The Evolution of Modern Political Power

JONATHAN IRA LEVY

From the rise of large, bureaucratic states in the early twentieth century to the triumph of neoliberalism more recently, shifts in governance models cannot simply be reduced to the natural political instincts of those who find themselves in power at any given moment. There are much larger, and subtler, dynamics at work.

CHICAGO – Where power truly lies is not always clear. In 1998, US President Bill Clinton was certainly among the most powerful people in the world. Having triumphed in the Cold War, the United States had become what French Minister of Foreign Affairs Hubert Védrine called a hyperpuissance – a superpower in terms of both hard and soft power. Notwithstanding the Monica Lewinsky scandal, America’s “New Economy” was roaring, and Clinton was still polling well after his smashing re-election victory in 1996. American-led globalization was on the march, as was representative democracy.

A central feature of the neoliberal globalization of the late 1990s was the increasing cross-border mobility of short-term financial capital. When such “hot money” fled many East Asian economies in 1997, it caused a global financial crisis. Privately pondering convening the G7, Clinton wondered about the creation of a “Bretton Woods II” to succeed the international monetary system that had underpinned the national regulation of global financial capital since the end of World War II.

As he explained in a private phone call to British Prime Minister Tony Blair, “Bretton Woods assumed 50 years ago that no matter what, the issue would be to find enough money to facilitate trade and investment – not that money flows themselves would become a greater force of nature in the global economy.” Hence, Clinton even entertained the possibility of creating a new global central bank.
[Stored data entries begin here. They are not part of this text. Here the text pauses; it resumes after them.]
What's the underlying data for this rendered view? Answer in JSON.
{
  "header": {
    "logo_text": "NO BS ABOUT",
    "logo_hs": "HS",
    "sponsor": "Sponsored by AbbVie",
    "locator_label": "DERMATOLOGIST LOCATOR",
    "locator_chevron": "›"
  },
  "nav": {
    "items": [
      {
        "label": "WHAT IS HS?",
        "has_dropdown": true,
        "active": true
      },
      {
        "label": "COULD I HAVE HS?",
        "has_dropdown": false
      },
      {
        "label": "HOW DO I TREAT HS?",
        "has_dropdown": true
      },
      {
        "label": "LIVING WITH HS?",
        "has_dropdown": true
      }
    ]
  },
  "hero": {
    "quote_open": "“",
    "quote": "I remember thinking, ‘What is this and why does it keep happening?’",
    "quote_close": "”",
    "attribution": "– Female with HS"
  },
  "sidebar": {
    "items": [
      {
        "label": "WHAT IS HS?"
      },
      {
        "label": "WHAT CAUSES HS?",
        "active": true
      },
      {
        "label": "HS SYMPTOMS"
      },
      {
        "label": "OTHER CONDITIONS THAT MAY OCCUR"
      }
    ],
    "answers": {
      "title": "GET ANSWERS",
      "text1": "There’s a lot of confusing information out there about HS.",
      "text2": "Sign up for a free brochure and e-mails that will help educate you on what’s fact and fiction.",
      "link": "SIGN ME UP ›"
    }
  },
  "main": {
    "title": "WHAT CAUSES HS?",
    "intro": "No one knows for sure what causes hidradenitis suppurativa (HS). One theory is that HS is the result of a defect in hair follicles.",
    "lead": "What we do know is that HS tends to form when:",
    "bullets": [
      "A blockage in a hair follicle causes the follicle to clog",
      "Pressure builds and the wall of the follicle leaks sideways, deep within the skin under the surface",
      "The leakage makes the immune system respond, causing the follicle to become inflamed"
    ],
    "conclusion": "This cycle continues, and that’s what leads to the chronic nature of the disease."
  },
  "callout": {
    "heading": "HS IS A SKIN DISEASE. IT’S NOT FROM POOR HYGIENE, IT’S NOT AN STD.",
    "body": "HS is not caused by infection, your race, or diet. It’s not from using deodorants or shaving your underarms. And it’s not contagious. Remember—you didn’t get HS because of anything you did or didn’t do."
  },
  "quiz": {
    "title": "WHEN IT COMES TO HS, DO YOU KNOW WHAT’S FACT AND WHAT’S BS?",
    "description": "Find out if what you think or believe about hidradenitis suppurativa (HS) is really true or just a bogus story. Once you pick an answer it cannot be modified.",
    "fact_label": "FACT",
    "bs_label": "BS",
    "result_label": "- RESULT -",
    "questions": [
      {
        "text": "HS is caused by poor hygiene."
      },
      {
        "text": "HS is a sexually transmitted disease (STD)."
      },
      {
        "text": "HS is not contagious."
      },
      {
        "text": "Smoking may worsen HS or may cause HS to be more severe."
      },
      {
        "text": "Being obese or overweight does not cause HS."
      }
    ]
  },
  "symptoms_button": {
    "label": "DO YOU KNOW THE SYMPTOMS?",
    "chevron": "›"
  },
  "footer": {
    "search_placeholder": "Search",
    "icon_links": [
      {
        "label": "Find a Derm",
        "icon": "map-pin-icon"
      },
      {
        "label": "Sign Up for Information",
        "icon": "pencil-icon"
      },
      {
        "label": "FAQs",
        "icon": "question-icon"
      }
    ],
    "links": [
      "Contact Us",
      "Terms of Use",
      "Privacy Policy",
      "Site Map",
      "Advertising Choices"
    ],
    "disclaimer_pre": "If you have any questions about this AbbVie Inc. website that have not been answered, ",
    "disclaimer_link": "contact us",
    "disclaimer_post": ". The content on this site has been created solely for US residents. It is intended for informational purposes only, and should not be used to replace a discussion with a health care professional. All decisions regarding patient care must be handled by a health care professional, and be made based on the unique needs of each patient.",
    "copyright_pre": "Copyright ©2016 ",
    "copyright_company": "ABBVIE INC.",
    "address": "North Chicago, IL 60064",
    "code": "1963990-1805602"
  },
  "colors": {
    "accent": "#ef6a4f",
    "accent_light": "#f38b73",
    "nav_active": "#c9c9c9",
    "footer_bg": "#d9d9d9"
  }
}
But when he broached these radical ideas with his closest economic advisers, Treasury Secretary Robert Rubin and his deputy, Lawrence H. Summers, they dismissed them out of hand. Clinton, “found no takers for any version of an international New Deal,” write historians Nelson Lichtenstein and Judith Stein in A Fabulous Failure: The Clinton Presidency and the Transformation of American Capitalism. With the matter closed, the president’s “progressive instincts gave way to a neoliberalism backstopped by all the ideological and organizational firepower mobilized on behalf of the US Treasury and its allies.”

AGAINST THE CURRENT

Though Clinton’s progressive instincts were genuine, he was swimming against the neoliberal tide. Entering office in 1993, he first advocated state-led “industrial policy” and universal access to health care. But after both initiatives failed – health-care reform most dramatically – he embraced the rush toward market fundamentalism, joining many other leaders around the world. That meant deregulating industries (from telecommunications to finance), enacting tough welfare reforms, and otherwise extolling the virtues of markets.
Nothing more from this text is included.